Tone and volume of voice (screaming, whispering), facial expression, head movements (like nodding) and body language (slouching vs standing ramrod straight) all help to reinforce meaning and to convey emotion. We also make humming and clicking noises, which are sounds, but not speech. This non-verbal communication is convincing because it’s natural. We can spot the difference; a phony smile is made with the lips only, while you use your whole face for a sincere one.
At Agro-Insight, when we make videos with farmers, we never tell them what to say. We ask them questions, and film their answers, which we transcribe and translate into other languages. For example, if the farmer is speaking Arabic, we will use her voice in the Arabic version of the video, but we will dub over her voice for the English, French and other versions.

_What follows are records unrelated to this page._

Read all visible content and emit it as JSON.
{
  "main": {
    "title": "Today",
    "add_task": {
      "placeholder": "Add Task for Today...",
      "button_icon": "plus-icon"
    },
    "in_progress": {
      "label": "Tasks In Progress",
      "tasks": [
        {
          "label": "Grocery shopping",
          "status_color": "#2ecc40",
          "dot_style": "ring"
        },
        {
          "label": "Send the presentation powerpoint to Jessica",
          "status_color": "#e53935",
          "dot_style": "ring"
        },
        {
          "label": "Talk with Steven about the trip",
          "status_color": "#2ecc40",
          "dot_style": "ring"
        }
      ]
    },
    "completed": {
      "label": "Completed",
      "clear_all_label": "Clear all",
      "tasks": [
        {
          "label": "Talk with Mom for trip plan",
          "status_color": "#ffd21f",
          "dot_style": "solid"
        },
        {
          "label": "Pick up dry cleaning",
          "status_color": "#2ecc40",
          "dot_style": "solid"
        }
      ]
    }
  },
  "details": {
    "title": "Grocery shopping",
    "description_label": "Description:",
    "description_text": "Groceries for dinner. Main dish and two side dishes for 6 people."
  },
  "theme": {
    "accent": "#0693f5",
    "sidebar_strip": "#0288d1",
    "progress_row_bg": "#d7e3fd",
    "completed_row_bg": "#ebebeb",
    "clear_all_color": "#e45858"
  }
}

In these learning videos, the farmers’ non-verbal communication is typical of unscripted, sincere speech. For example, in a video filmed in India, farmer Maran explained that he had a problem with the neighbours’ turtles coming into his fishpond to eat their feed. As he said that, he moved his hands as if to suggest movement from one place to another.
After hiring professional turtle catchers to remove the unwanted guests, everything was fine, an idea he reinforced by patting both hands downwards in a comforting gesture. The film crew didn’t tell him to do that. Unless you watch the Tamil version of the video, you will hear a voice artist dubbing Mr. Maran’s words, but you can still tell that his gestures go with his narrative.
In the final cut of the video, we usually leave in some of farmers’ original voice, before starting the voiceover. This lets the audience hear some of the emotion. For instance, in our video on feeding dairy goats, Teresia Muthumbi explains that when she gives her goats banana stems with sweet potato vines and a little grass, “They give a lot of milk.” She is speaking from experience: you can hear the sound of authority in her voice, even if you don’t understand Swahili.
In one video from Togo, farmer Filo Kodo tells how the maize harvest had increased a lot after rotating the corn with velvet bean (mucuna). One neighbour even asked her what magic she had used. “I told him it was with mucuna magic,” she said, and you can see the smile in her eyes as well as on her lips.
When people speak from the heart, their tone, gestures, expressions and body language convey conviction, even if the words themselves are translated into another language, and spoken by another person. Non-verbal communication adds a richness, a sincerity that is hard to fake. This is one reason why realistic farmer-to-farmer training videos are a far richer experience than fully animated videos.